4. The method of claim 3 wherein said short period ranges from about hundreds of μs to tens of μs.

5. The method of claim 1 wherein said ramping down the reference voltage is performed by an output of a digital-to-analog converter (DAC).

6. The method of claim 5 wherein a DAC code is ramped down by the by the processing logic unit.

7. The method of claim 1 wherein the switching regulator reaches ground level during power down sequence and in power down state.

8. A circuit of an energy efficient switching DC-to-DC regulator comprising: a port for a battery supply voltage;an error amplifier having two inputs and an output, wherein a first input is a reference voltage and a second input is an output voltage of the switching regulator, and the output of the amplifier controls a pulse-width modulation control unit controlling a configuration of switches configured to convert and regulate a DC voltage using an inductor;said pulse-width modulation control unit;said configuration of switches configured to convert and regulate a DC voltage using an inductor;said inductor, wherein a second terminal is connected is connected to an output port of the switching regulator and to a first terminal of an output capacitor;said output capacitor, wherein a second terminal is connected to ground; andsaid output port.
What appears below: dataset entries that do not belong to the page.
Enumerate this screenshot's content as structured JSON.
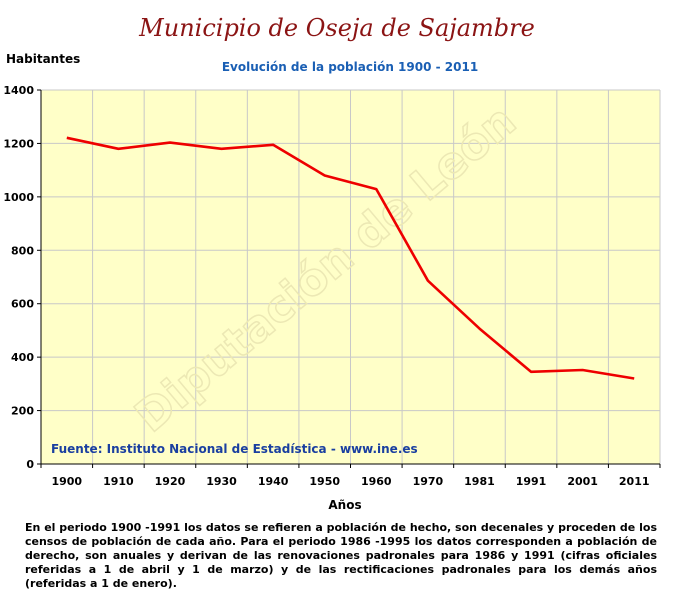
{
  "title": "Municipio de Oseja de Sajambre",
  "subtitle": "Evolución de la población 1900 - 2011",
  "watermark": "Diputación de León",
  "source_note": "Fuente: Instituto Nacional de Estadística - www.ine.es",
  "footnote": "En el periodo 1900 -1991 los datos se refieren a población de hecho, son decenales y proceden de los censos de población de cada año. Para el periodo 1986 -1995 los datos corresponden a población de derecho, son anuales y derivan de las renovaciones padronales para 1986 y 1991 (cifras oficiales referidas a 1 de abril y 1 de marzo) y de las rectificaciones padronales para los demás años (referidas a 1 de enero).",
  "colors": {
    "plot_background": "#ffffc8",
    "line": "#ee0000",
    "title": "#8b1414",
    "subtitle": "#1a5fb4",
    "source": "#1a3fa0"
  },
  "chart_data": {
    "type": "line",
    "title": "Evolución de la población 1900 - 2011",
    "xlabel": "Años",
    "ylabel": "Habitantes",
    "categories": [
      "1900",
      "1910",
      "1920",
      "1930",
      "1940",
      "1950",
      "1960",
      "1970",
      "1981",
      "1991",
      "2001",
      "2011"
    ],
    "series": [
      {
        "values": [
          1221,
          1180,
          1203,
          1180,
          1195,
          1080,
          1029,
          686,
          507,
          345,
          352,
          320
        ]
      }
    ],
    "ylim": [
      0,
      1400
    ],
    "yticks": [
      0,
      200,
      400,
      600,
      800,
      1000,
      1200,
      1400
    ],
    "grid": true,
    "legend": "none"
  }
}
9. The circuit of claim 8 wherein the regulator is a buck regulator.

10. The circuit of claim 8 wherein the switching regulator reaches ground level during power down sequence and in power down state.

11. The circuit of claim 8 wherein said configuration of switches comprises a high and a low pass transistor being connected in series between the supply voltage and ground wherein a middle point between both transistors is connected to a first terminal of the inductor .

12. The circuit of claim 11 wherein the first pass transistor is opened and the second pass transistor is closed when the reference voltage has been ramped down to 0V.

13. The circuit of claim 8 wherein said ramping down the reference voltage is performed by an output of a digital-to-analog converter (DAC).

14. The circuit of claim 12 wherein a DAC code is ramped down by the by the processing logic unit.